There's a special case when a Predictor predicts an event at the same time the Predictor was called. Imagine that a ball is going to collide with two walls at the same time, like in a corner. One of the events happens first, and the ball is deflected away from the one wall. This changes the ball, invalidating both predictions. However, the ball still needs to collide with the other wall. The second time the Predictor runs, it might generate a TimeId that comes before the TimeId of the first Event!

To deal with this, we still make the second Event happen at the same numerical time, but in a later iteration. This gives rise to the concept of an ExtendedTime, which is defined approximately as follows:

struct ExtendedTime {
  base: Time,
  iteration: u32,
  id: TimeId,
}

ExtendedTimes are lexicographically ordered by the fields listed above.
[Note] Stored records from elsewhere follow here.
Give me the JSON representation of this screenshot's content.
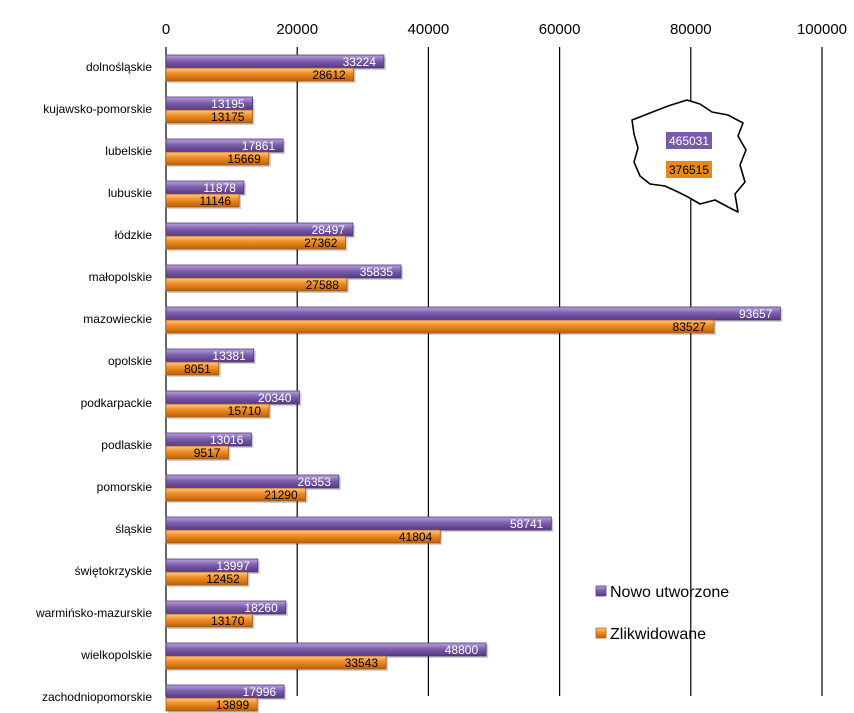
{
  "chart_data": {
    "type": "bar",
    "orientation": "horizontal",
    "categories": [
      "dolnośląskie",
      "kujawsko-pomorskie",
      "lubelskie",
      "lubuskie",
      "łódzkie",
      "małopolskie",
      "mazowieckie",
      "opolskie",
      "podkarpackie",
      "podlaskie",
      "pomorskie",
      "śląskie",
      "świętokrzyskie",
      "warmińsko-mazurskie",
      "wielkopolskie",
      "zachodniopomorskie"
    ],
    "series": [
      {
        "name": "Nowo utworzone",
        "color": "#7a5aa8",
        "values": [
          33224,
          13195,
          17861,
          11878,
          28497,
          35835,
          93657,
          13381,
          20340,
          13016,
          26353,
          58741,
          13997,
          18260,
          48800,
          17996
        ]
      },
      {
        "name": "Zlikwidowane",
        "color": "#e8871f",
        "values": [
          28612,
          13175,
          15669,
          11146,
          27362,
          27588,
          83527,
          8051,
          15710,
          9517,
          21290,
          41804,
          12452,
          13170,
          33543,
          13899
        ]
      }
    ],
    "xlim": [
      0,
      100000
    ],
    "x_ticks": [
      "0",
      "20000",
      "40000",
      "60000",
      "80000",
      "100000"
    ],
    "x_tick_values": [
      0,
      20000,
      40000,
      60000,
      80000,
      100000
    ],
    "x_axis_position": "top",
    "grid": true,
    "legend_position": "bottom-right",
    "inset": {
      "shape": "map-of-poland",
      "totals": [
        "465031",
        "376515"
      ]
    }
  }
}
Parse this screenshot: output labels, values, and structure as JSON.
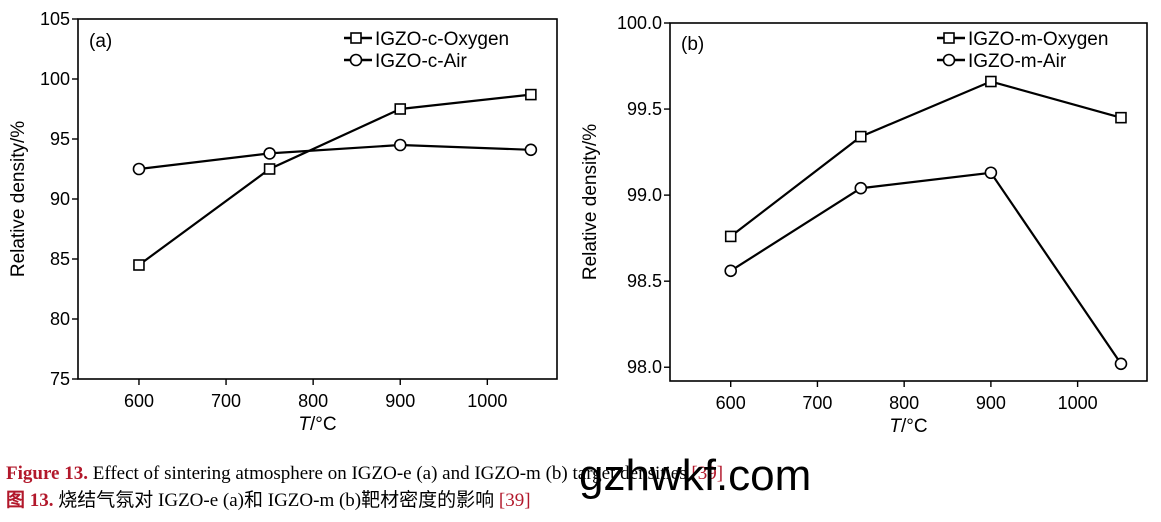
{
  "chart_data": [
    {
      "type": "line",
      "panel_label": "(a)",
      "xlabel": "T/°C",
      "xlabel_parts": [
        "T",
        "/°C"
      ],
      "ylabel": "Relative density/%",
      "xlim": [
        530,
        1080
      ],
      "ylim": [
        75,
        105
      ],
      "xticks": [
        600,
        700,
        800,
        900,
        1000
      ],
      "yticks": [
        75,
        80,
        85,
        90,
        95,
        100,
        105
      ],
      "ytick_labels": [
        "75",
        "80",
        "85",
        "90",
        "95",
        "100",
        "105"
      ],
      "grid": false,
      "legend_position": "top-right",
      "series": [
        {
          "name": "IGZO-c-Oxygen",
          "marker": "square",
          "x": [
            600,
            750,
            900,
            1050
          ],
          "values": [
            84.5,
            92.5,
            97.5,
            98.7
          ]
        },
        {
          "name": "IGZO-c-Air",
          "marker": "circle",
          "x": [
            600,
            750,
            900,
            1050
          ],
          "values": [
            92.5,
            93.8,
            94.5,
            94.1
          ]
        }
      ]
    },
    {
      "type": "line",
      "panel_label": "(b)",
      "xlabel": "T/°C",
      "xlabel_parts": [
        "T",
        "/°C"
      ],
      "ylabel": "Relative density/%",
      "xlim": [
        530,
        1080
      ],
      "ylim": [
        97.92,
        100.0
      ],
      "xticks": [
        600,
        700,
        800,
        900,
        1000
      ],
      "yticks": [
        98.0,
        98.5,
        99.0,
        99.5,
        100.0
      ],
      "ytick_labels": [
        "98.0",
        "98.5",
        "99.0",
        "99.5",
        "100.0"
      ],
      "grid": false,
      "legend_position": "top-right",
      "series": [
        {
          "name": "IGZO-m-Oxygen",
          "marker": "square",
          "x": [
            600,
            750,
            900,
            1050
          ],
          "values": [
            98.76,
            99.34,
            99.66,
            99.45
          ]
        },
        {
          "name": "IGZO-m-Air",
          "marker": "circle",
          "x": [
            600,
            750,
            900,
            1050
          ],
          "values": [
            98.56,
            99.04,
            99.13,
            98.02
          ]
        }
      ]
    }
  ],
  "caption": {
    "en_label": "Figure 13.",
    "en_text": "Effect of sintering atmosphere on IGZO-e (a) and IGZO-m (b) target densities",
    "en_ref": "[39]",
    "zh_label": "图 13.",
    "zh_text": "烧结气氛对 IGZO-e (a)和 IGZO-m (b)靶材密度的影响",
    "zh_ref": "[39]"
  },
  "watermark": "gzhwkf.com",
  "colors": {
    "caption_label": "#b2182b",
    "caption_ref": "#b2182b",
    "line": "#000000",
    "marker_fill": "#ffffff"
  }
}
TimeSteward users usually don't need to be aware of ExtendedTimes (just implement your Events in terms of regular time, and they will likely turn out fine). However, it is possible for TimeSteward users to examine ExtendedTimes, which can be useful for debugging and loop detection.

Example

Coming soon...

Optimizing TimeSteward simulations

Coming later...

Keywords

TimeSteward uses incremental processing to be a retroactive data structure. The Predictor concept is a type of reactive programming. I didn't need these terms for the explanation, but I want them to appear in this document to attract people who are doing web searches for "reactive programming game physics" or similar.

License

MIT

Footnotes

*Not yet, but it is in the works.

**Even if you use a deterministic hasher, Hash implementations are endian-unsafe, which makes the ordering of the elements nondeterministic across systems. Also, the default Serialize and Deserialize impls for HashMap do not record the current capacity, which makes ordering of the elements nondeterministic under serialization.